Черт бы побрал того, кто выдумал эти открытки! А заодно и тех, кто ими пользуется! Ну можно ли было ожидать от издателя такой бестактности — и экономии-то всего на одну крону пятьдесят филлеров! Спасибо и на том, что в открытке говорится о рукописи вообще, а не о рукописи романа.

Интересно, поп прочел ее? Да нет, не думаю, он нелюбопытен. А вот за мадемуазель Андялку не поручусь. Нигде не сказано, что почтальонши должны быть лишены естественной любознательности. Ну да ладно, еще не все потеряно.

— Ах да, — я сунул открытку в карман, — осенью должна выйти моя книга об известковых сосудах бронзового века, издатель торопит с рукописью.

— Да что ты говоришь? Так это же великолепно, — мой дорогой Фидель любезничал что было сил. Вряд ли ему когда-либо приходилось слышать об известковых сосудах. — Фу-ты, сколько дряни под ногами! — (Идти действительно было нелегко: трава под ногами кишела сотнями крошечных лягушат.) — А рукопись-то готова?

— Как же, готова, черта с два! Знаешь, я думал написать ее здесь, в тишине и покое, но время течет как вода сквозь пальцы, а я все никак не возьмусь за дело.

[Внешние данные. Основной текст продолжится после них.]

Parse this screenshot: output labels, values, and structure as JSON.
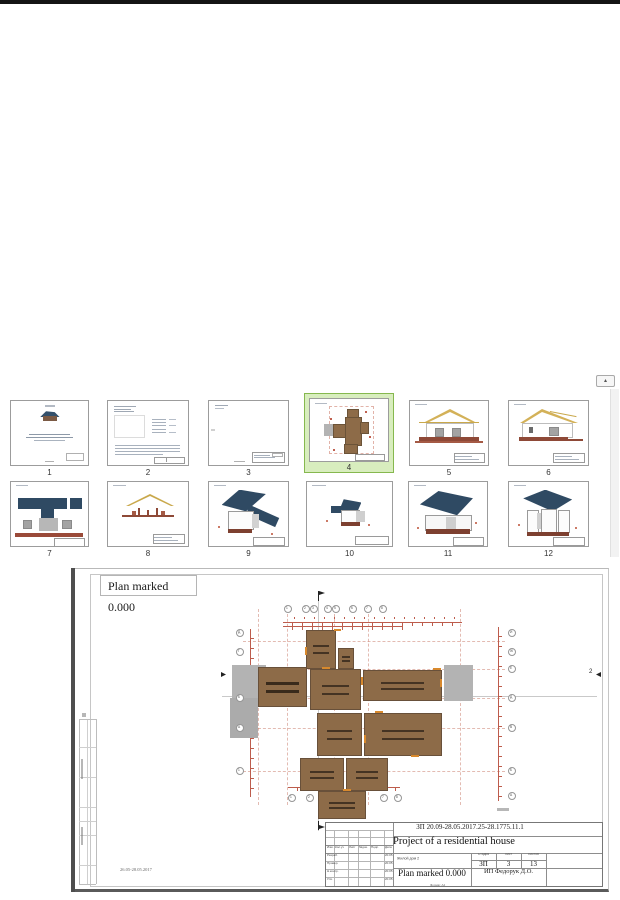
{
  "top_bar_color": "#141414",
  "thumbnails": {
    "items": [
      {
        "label": "1",
        "name": "title-page"
      },
      {
        "label": "2",
        "name": "general-notes-sheet"
      },
      {
        "label": "3",
        "name": "blank-sheet"
      },
      {
        "label": "4",
        "name": "floor-plan-sheet",
        "selected": true
      },
      {
        "label": "5",
        "name": "elevation-front"
      },
      {
        "label": "6",
        "name": "elevation-rear"
      },
      {
        "label": "7",
        "name": "elevation-side"
      },
      {
        "label": "8",
        "name": "section"
      },
      {
        "label": "9",
        "name": "3d-view-1"
      },
      {
        "label": "10",
        "name": "3d-view-2"
      },
      {
        "label": "11",
        "name": "3d-view-3"
      },
      {
        "label": "12",
        "name": "3d-view-4"
      }
    ],
    "selected_bg": "#d8edbe",
    "selected_border": "#86b84e"
  },
  "scrollbar": {
    "up_glyph": "▴"
  },
  "preview": {
    "plan_label": "Plan marked 0.000",
    "sheet_note": "26.05-28.05.2017",
    "section_marker": "2",
    "axes_top": [
      "1",
      "2",
      "3",
      "4",
      "5",
      "6",
      "7",
      "8"
    ],
    "axes_left": [
      "Д",
      "Г",
      "Б",
      "А",
      "1"
    ],
    "axes_right": [
      "И",
      "Ж",
      "Е",
      "Д",
      "В",
      "Б",
      "А"
    ],
    "axes_bottom": [
      "1",
      "2",
      "7",
      "8"
    ],
    "title_block": {
      "code": "ЗП 20.09-28.05.2017.25-28.1775.11.1",
      "project_title": "Project of a residential house",
      "object_name": "Жилой дом 2",
      "stage_label": "Стадия",
      "sheet_label": "Лист",
      "sheets_label": "Листов",
      "stage": "ЗП",
      "sheet": "3",
      "sheets": "13",
      "drawing_title": "Plan marked 0.000",
      "author": "ИП Федорук Д.О.",
      "columns": [
        "Изм.",
        "Кол.уч",
        "Лист",
        "№док.",
        "Подп.",
        "Дата"
      ],
      "rows": [
        {
          "label": "Разраб.",
          "date": "20.05"
        },
        {
          "label": "Провер.",
          "date": "20.05"
        },
        {
          "label": "Н.контр.",
          "date": "20.05"
        },
        {
          "label": "Утв.",
          "date": "20.05"
        }
      ],
      "format_note": "Формат А4"
    }
  }
}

— Так ведь до осени еще полно времени. Это просто замечательно, дружище, что в моем приходе будет написана книга о бронзовых сосудах известкового века. Мы повесим на память о тебе мраморную доску. В этой деревне за время ее существования не было написано ни одной книги, кроме налоговых.

— Но, Фидель, милый, не думаешь же ты, что я собираюсь сидеть у тебя на шее до осени? — Я беззастенчиво играл в застенчивого гостя.

Голубые кроткие глаза попа смотрели на меня так открыто и бесхитростно, что мне и вправду сделалось стыдно. (Выходит, человека может сделать лживым не только любовь, но и сочинительство. Ни то, ни другое занятие не способствует исправлению нравов.)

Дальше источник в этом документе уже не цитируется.